The Auto Trader expert verdict: ★★★★★ ★★★★★ 3.5
Available new from £16,440
The market for small electric cars used to be dominated by the Renault Zoe, and slightly bigger Nissan Leaf, but it’s growing rapidly, and now includes electric city cars like the Mini Electric, Honda E, VW E-Up and the Corsa-e’s sister car, the Peugeot e-208. These cars are perfect for the daily urban commute if you’ve got a charging point at home or work, keeping monthly running costs low.
Reasons to buy
- Cheap to run
- Easy to drive
- No weird futuristic styling
At a glance
Running costs for a Vauxhall Corsa-e
The Corsa-e is very expensive to buy, compared with a standard petrol-engined Corsa , especially if you’re paying outright (our test car topped £30,000 after the £3,000 Government electric grant) as opposed to a monthly finance package, where the cost is split into more manageable payments (about £60 extra a month). However, over the three years you’ll probably own it, that cost will be offset by the lower running costs: while a petrol or diesel car costs about 7-8p per mile to run, an electric car should cost you 3-4p per mile. Go on an electric-car tariff with your energy provider and charge overnight for an even lower price. There are fewer parts to service and go wrong, too, and zero ‘road tax’ and zero Benefit In Kind tax to pay.
Reliability of a Vauxhall Corsa-e
The electric technology in the Corsa-e is shared with the Peugeot e-208, so it would be surprising if technology shared by a large automotive group had issues. However, we can’t comment at the time of testing as the tech is far too new. As for build quality and reliability for everything else in the car, Vauxhall features reasonably highly in JD Power’s UK Vehicle Dependability Survey, which should give you confidence. The standard warranty arrangement is for three years or 60,000 miles, whichever happens first, and that’s very much the industry average.
Safety for a Vauxhall Corsa-e
All Corsas come with an impressive amount of safety kit as standard. This includes lane departure technology that not only warns you if you’re wandering out of your lane, but also nudges you back in by tweaking the steering, and you also get speed sign recognition, hill start assist and Isofix child seat fixings on the outer rear seats. All cars also come with automatic emergency braking that won't discriminate against pedestrians or cyclists.
How comfortable is the Vauxhall Corsa-e
That low weight of the battery and motors send the car crashing through disrupted road surfacing rather uncomfortably, but the steering is quick and compliant. Inside, the environment feels grown up and sophisticated, with lots of sooth black surfaces, and the quality of the materials and assembly is up there with the best mainstream superminis.
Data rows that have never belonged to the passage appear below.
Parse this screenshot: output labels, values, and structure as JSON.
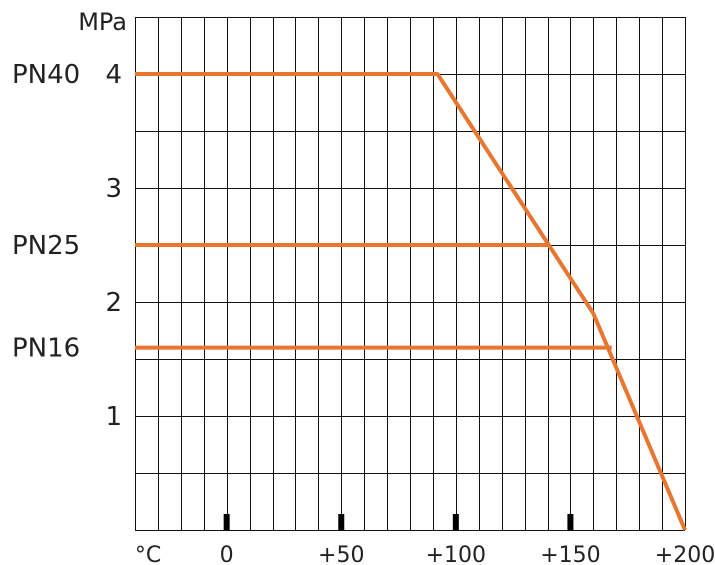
{
  "chart_data": {
    "type": "line",
    "title": "",
    "xlabel": "°C",
    "ylabel": "MPa",
    "x_tick_labels": [
      "0",
      "+50",
      "+100",
      "+150",
      "+200"
    ],
    "x_ticks": [
      0,
      50,
      100,
      150,
      200
    ],
    "y_tick_labels": [
      "1",
      "2",
      "3",
      "4"
    ],
    "y_ticks": [
      1,
      2,
      3,
      4
    ],
    "xlim": [
      -40,
      200
    ],
    "ylim": [
      0,
      4.5
    ],
    "grid": true,
    "line_color": "#e87630",
    "series": [
      {
        "name": "PN40",
        "x": [
          -40,
          92,
          160,
          200
        ],
        "y": [
          4.0,
          4.0,
          1.9,
          0.0
        ]
      },
      {
        "name": "PN25",
        "x": [
          -40,
          141
        ],
        "y": [
          2.5,
          2.5
        ]
      },
      {
        "name": "PN16",
        "x": [
          -40,
          168
        ],
        "y": [
          1.6,
          1.6
        ]
      }
    ]
  }
}
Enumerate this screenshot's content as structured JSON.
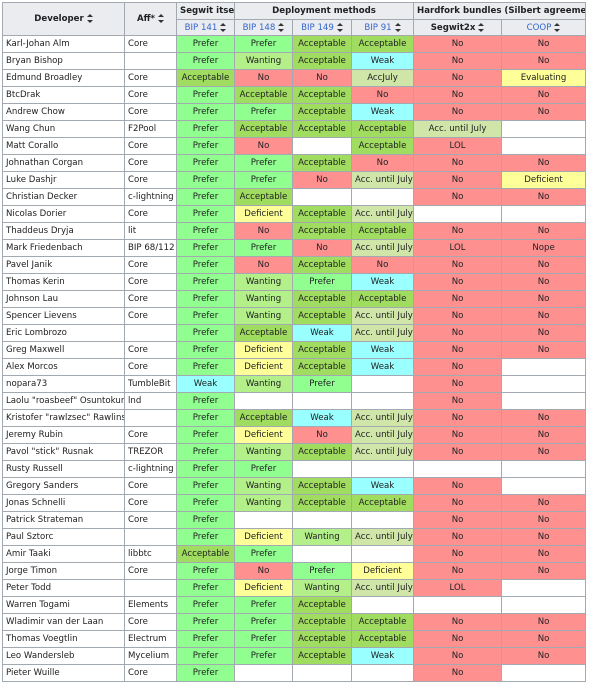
{
  "headers": {
    "developer": "Developer",
    "aff": "Aff*",
    "segwit_itself": "Segwit itself",
    "deployment_methods": "Deployment methods",
    "hardfork_bundles": "Hardfork bundles (Silbert agreement)",
    "bip141": "BIP 141",
    "bip148": "BIP 148",
    "bip149": "BIP 149",
    "bip91": "BIP 91",
    "segwit2x": "Segwit2x",
    "coop": "COOP"
  },
  "rows": [
    {
      "dev": "Karl-Johan Alm",
      "aff": "Core",
      "cells": [
        "Prefer",
        "Prefer",
        "Acceptable",
        "Acceptable",
        "No",
        "No"
      ]
    },
    {
      "dev": "Bryan Bishop",
      "aff": "",
      "cells": [
        "Prefer",
        "Wanting",
        "Acceptable",
        "Weak",
        "No",
        "No"
      ]
    },
    {
      "dev": "Edmund Broadley",
      "aff": "Core",
      "cells": [
        "Acceptable",
        "No",
        "No",
        "AccJuly",
        "No",
        "Evaluating"
      ]
    },
    {
      "dev": "BtcDrak",
      "aff": "Core",
      "cells": [
        "Prefer",
        "Acceptable",
        "Acceptable",
        "No",
        "No",
        "No"
      ]
    },
    {
      "dev": "Andrew Chow",
      "aff": "Core",
      "cells": [
        "Prefer",
        "Prefer",
        "Acceptable",
        "Weak",
        "No",
        "No"
      ]
    },
    {
      "dev": "Wang Chun",
      "aff": "F2Pool",
      "cells": [
        "Prefer",
        "Acceptable",
        "Acceptable",
        "Acceptable",
        "Acc. until July",
        ""
      ]
    },
    {
      "dev": "Matt Corallo",
      "aff": "Core",
      "cells": [
        "Prefer",
        "No",
        "",
        "Acceptable",
        "LOL",
        ""
      ]
    },
    {
      "dev": "Johnathan Corgan",
      "aff": "Core",
      "cells": [
        "Prefer",
        "Prefer",
        "Acceptable",
        "No",
        "No",
        "No"
      ]
    },
    {
      "dev": "Luke Dashjr",
      "aff": "Core",
      "cells": [
        "Prefer",
        "Prefer",
        "No",
        "Acc. until July",
        "No",
        "Deficient"
      ]
    },
    {
      "dev": "Christian Decker",
      "aff": "c-lightning",
      "cells": [
        "Prefer",
        "Acceptable",
        "",
        "",
        "No",
        "No"
      ]
    },
    {
      "dev": "Nicolas Dorier",
      "aff": "Core",
      "cells": [
        "Prefer",
        "Deficient",
        "Acceptable",
        "Acc. until July",
        "",
        ""
      ]
    },
    {
      "dev": "Thaddeus Dryja",
      "aff": "lit",
      "cells": [
        "Prefer",
        "No",
        "Acceptable",
        "Acceptable",
        "No",
        "No"
      ]
    },
    {
      "dev": "Mark Friedenbach",
      "aff": "BIP 68/112",
      "cells": [
        "Prefer",
        "Prefer",
        "No",
        "Acc. until July",
        "LOL",
        "Nope"
      ]
    },
    {
      "dev": "Pavel Janik",
      "aff": "Core",
      "cells": [
        "Prefer",
        "No",
        "Acceptable",
        "No",
        "No",
        "No"
      ]
    },
    {
      "dev": "Thomas Kerin",
      "aff": "Core",
      "cells": [
        "Prefer",
        "Wanting",
        "Prefer",
        "Weak",
        "No",
        "No"
      ]
    },
    {
      "dev": "Johnson Lau",
      "aff": "Core",
      "cells": [
        "Prefer",
        "Wanting",
        "Acceptable",
        "Acceptable",
        "No",
        "No"
      ]
    },
    {
      "dev": "Spencer Lievens",
      "aff": "Core",
      "cells": [
        "Prefer",
        "Wanting",
        "Acceptable",
        "Acc. until July",
        "No",
        "No"
      ]
    },
    {
      "dev": "Eric Lombrozo",
      "aff": "",
      "cells": [
        "Prefer",
        "Acceptable",
        "Weak",
        "Acc. until July",
        "No",
        "No"
      ]
    },
    {
      "dev": "Greg Maxwell",
      "aff": "Core",
      "cells": [
        "Prefer",
        "Deficient",
        "Acceptable",
        "Weak",
        "No",
        "No"
      ]
    },
    {
      "dev": "Alex Morcos",
      "aff": "Core",
      "cells": [
        "Prefer",
        "Deficient",
        "Acceptable",
        "Weak",
        "No",
        ""
      ]
    },
    {
      "dev": "nopara73",
      "aff": "TumbleBit",
      "cells": [
        "Weak",
        "Wanting",
        "Prefer",
        "",
        "No",
        ""
      ]
    },
    {
      "dev": "Laolu \"roasbeef\" Osuntokun",
      "aff": "lnd",
      "cells": [
        "Prefer",
        "",
        "",
        "",
        "No",
        ""
      ]
    },
    {
      "dev": "Kristofer \"rawlzsec\" Rawlins",
      "aff": "",
      "cells": [
        "Prefer",
        "Acceptable",
        "Weak",
        "Acc. until July",
        "No",
        "No"
      ]
    },
    {
      "dev": "Jeremy Rubin",
      "aff": "Core",
      "cells": [
        "Prefer",
        "Deficient",
        "No",
        "Acc. until July",
        "No",
        "No"
      ]
    },
    {
      "dev": "Pavol \"stick\" Rusnak",
      "aff": "TREZOR",
      "cells": [
        "Prefer",
        "Wanting",
        "Acceptable",
        "Acc. until July",
        "No",
        "No"
      ]
    },
    {
      "dev": "Rusty Russell",
      "aff": "c-lightning",
      "cells": [
        "Prefer",
        "Prefer",
        "",
        "",
        "",
        ""
      ]
    },
    {
      "dev": "Gregory Sanders",
      "aff": "Core",
      "cells": [
        "Prefer",
        "Wanting",
        "Acceptable",
        "Weak",
        "No",
        ""
      ]
    },
    {
      "dev": "Jonas Schnelli",
      "aff": "Core",
      "cells": [
        "Prefer",
        "Wanting",
        "Acceptable",
        "Acceptable",
        "No",
        "No"
      ]
    },
    {
      "dev": "Patrick Strateman",
      "aff": "Core",
      "cells": [
        "Prefer",
        "",
        "",
        "",
        "No",
        "No"
      ]
    },
    {
      "dev": "Paul Sztorc",
      "aff": "",
      "cells": [
        "Prefer",
        "Deficient",
        "Wanting",
        "Acc. until July",
        "No",
        "No"
      ]
    },
    {
      "dev": "Amir Taaki",
      "aff": "libbtc",
      "cells": [
        "Acceptable",
        "Prefer",
        "",
        "",
        "No",
        "No"
      ]
    },
    {
      "dev": "Jorge Timon",
      "aff": "Core",
      "cells": [
        "Prefer",
        "No",
        "Prefer",
        "Deficient",
        "No",
        "No"
      ]
    },
    {
      "dev": "Peter Todd",
      "aff": "",
      "cells": [
        "Prefer",
        "Deficient",
        "Wanting",
        "Acc. until July",
        "LOL",
        ""
      ]
    },
    {
      "dev": "Warren Togami",
      "aff": "Elements",
      "cells": [
        "Prefer",
        "Prefer",
        "Acceptable",
        "",
        "",
        ""
      ]
    },
    {
      "dev": "Wladimir van der Laan",
      "aff": "Core",
      "cells": [
        "Prefer",
        "Prefer",
        "Acceptable",
        "Acceptable",
        "No",
        "No"
      ]
    },
    {
      "dev": "Thomas Voegtlin",
      "aff": "Electrum",
      "cells": [
        "Prefer",
        "Prefer",
        "Acceptable",
        "Acceptable",
        "No",
        "No"
      ]
    },
    {
      "dev": "Leo Wandersleb",
      "aff": "Mycelium",
      "cells": [
        "Prefer",
        "Prefer",
        "Acceptable",
        "Weak",
        "No",
        "No"
      ]
    },
    {
      "dev": "Pieter Wuille",
      "aff": "Core",
      "cells": [
        "Prefer",
        "",
        "",
        "",
        "No",
        ""
      ]
    }
  ],
  "link_affiliations": [
    "F2Pool",
    "TREZOR"
  ],
  "colors": {
    "Prefer": "#90ff90",
    "Acceptable": "#9fdc5f",
    "Wanting": "#b3f08a",
    "Weak": "#99ffff",
    "No": "#ff9090",
    "Acc. until July": "#d0e6a8",
    "AccJuly": "#d0e6a8",
    "Deficient": "#ffff99",
    "Evaluating": "#ffff99",
    "LOL": "#ff9090",
    "Nope": "#ff9090",
    "": "#ffffff",
    "link": "#3366cc",
    "header_bg": "#eaecf0",
    "border": "#a2a9b1"
  }
}
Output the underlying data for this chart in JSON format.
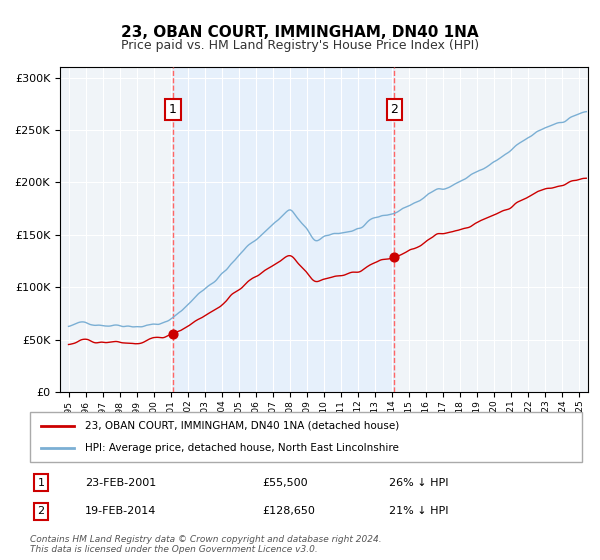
{
  "title": "23, OBAN COURT, IMMINGHAM, DN40 1NA",
  "subtitle": "Price paid vs. HM Land Registry's House Price Index (HPI)",
  "legend_line1": "23, OBAN COURT, IMMINGHAM, DN40 1NA (detached house)",
  "legend_line2": "HPI: Average price, detached house, North East Lincolnshire",
  "annotation1_date": "23-FEB-2001",
  "annotation1_price": "£55,500",
  "annotation1_hpi": "26% ↓ HPI",
  "annotation2_date": "19-FEB-2014",
  "annotation2_price": "£128,650",
  "annotation2_hpi": "21% ↓ HPI",
  "footer": "Contains HM Land Registry data © Crown copyright and database right 2024.\nThis data is licensed under the Open Government Licence v3.0.",
  "sale1_year": 2001.13,
  "sale1_price": 55500,
  "sale2_year": 2014.13,
  "sale2_price": 128650,
  "hpi_color": "#7bafd4",
  "price_color": "#cc0000",
  "shade_color": "#ddeeff",
  "background_color": "#f8f8f8",
  "grid_color": "#cccccc",
  "vline_color": "#ff6666",
  "ylabel_color": "#444444",
  "ylim": [
    0,
    310000
  ],
  "xlim_start": 1994.5,
  "xlim_end": 2025.5
}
The boot is surprisingly commodious and you don’t sit cheek by jowl with your passenger, which is unusual for a car in this class. The silence of the electric set-up means any rattles will be exposed, but there’s nothing but peace and quiet.
Features of the Vauxhall Corsa-e
The Corsa-e comes in SE Nav and Elite Nav trim levels, which are two of the higher trim levels and accounts for some of the price gap between the electric and standard Corsa. That means you get rear parking sensors, keyless start, 7-inch colour touchscreen, rain sensitive windscreen wipers, cruise control and bi-colour alloy wheels as standard. A larger 10-inch screen comes with the Elite Nav trim, alongside heated front seats and steering wheel, front and rear parking sensors, black roof and A-pillars and a panoramic rear-view camera. We appreciated the electric Corsa feels and looks just like a normal Corsa, in terms of layout and features.
Power for a Vauxhall Corsa-e
Just the one powertrain: a battery and 100kW motor, putting out 136 horsepower, which feels nippier than the quoted 7.6 seconds 0-60mph dash because you get it all at once. The quoted range is 209 miles - we got about 180 miles before we ran out of nerve and recharged. Vauxhall quotes charging times of 7.5 hours from empty to full charge on a domestic wall charger, five hours at a public charger and 45 minutes at a public rapid charger. We say plug it in every time you get home, set the timer to start after midnight if you’ve got an off-peak tariff segment, and voila.
You can choose eco, standard or sport modes for driving, and the last one gives you a very noticeable extra boost of acceleration, to beat anyone away from the lights. Pull the gear level back to ‘B’ and the car will slow more when you lift off the throttle pedal, recouping some energy as it does, although it’s nowhere near as strong a system as the Nissan Leaf’s.